Time to ask Robert Kahn, who is as responsible as anyone for the creation of the Internet, having helped plan the original network that preceded it and having created, with Vinton Cerf, the language of computer networks, known as TCP/IP, that allowed the vast knitting-together of systems that gave birth to the modern medium.
He cares deeply about the name, having led a fight for years to ensure that its use is not restricted or abused by the corporation that received the trademark in 1989.

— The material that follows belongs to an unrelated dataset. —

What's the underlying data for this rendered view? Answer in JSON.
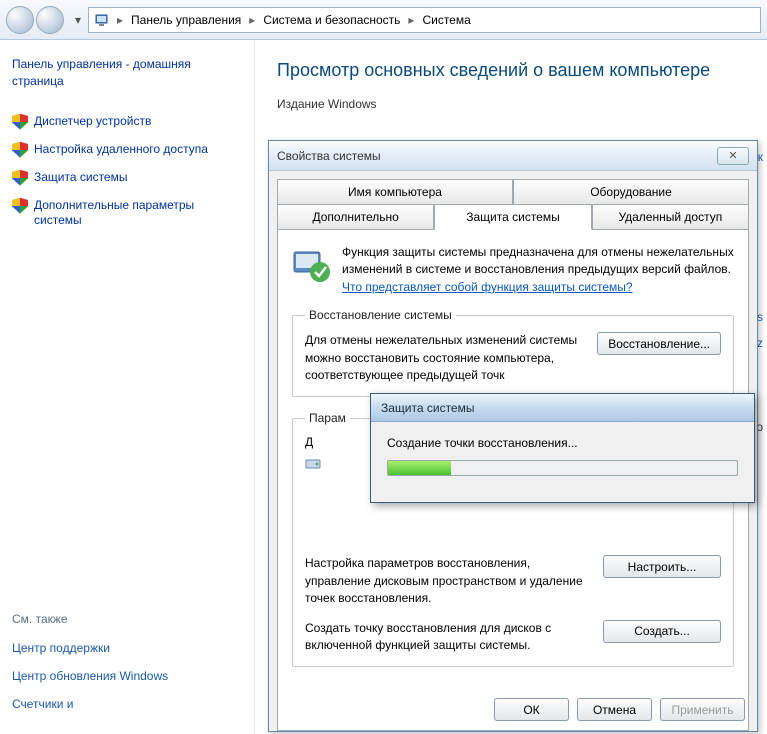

A settlement was reached two years ago with the company now known as Concord EFS. The company agreed that it would not dun people who used the word, which meant that "Internet" now belongs to everybody, Mr. Kahn said.
"We defended the right of people to use the word `Internet' for what we think of as the Internet," he said.
THAT was the important fight, according to Mr. Kahn. "Whether you use a cap I or little I" hardly matters, he said.
Which leads us back to a profound question for Mr. Turow: Don't you have anything better to do?
"That's a really interesting question," he said. "I was an English major. I'm very sensitive to the nuances of words, and I'm very concerned about the nuances, the feel that words have within the society."
Fair enough; Perhaps the next big thing, after all, will be small. At least initially.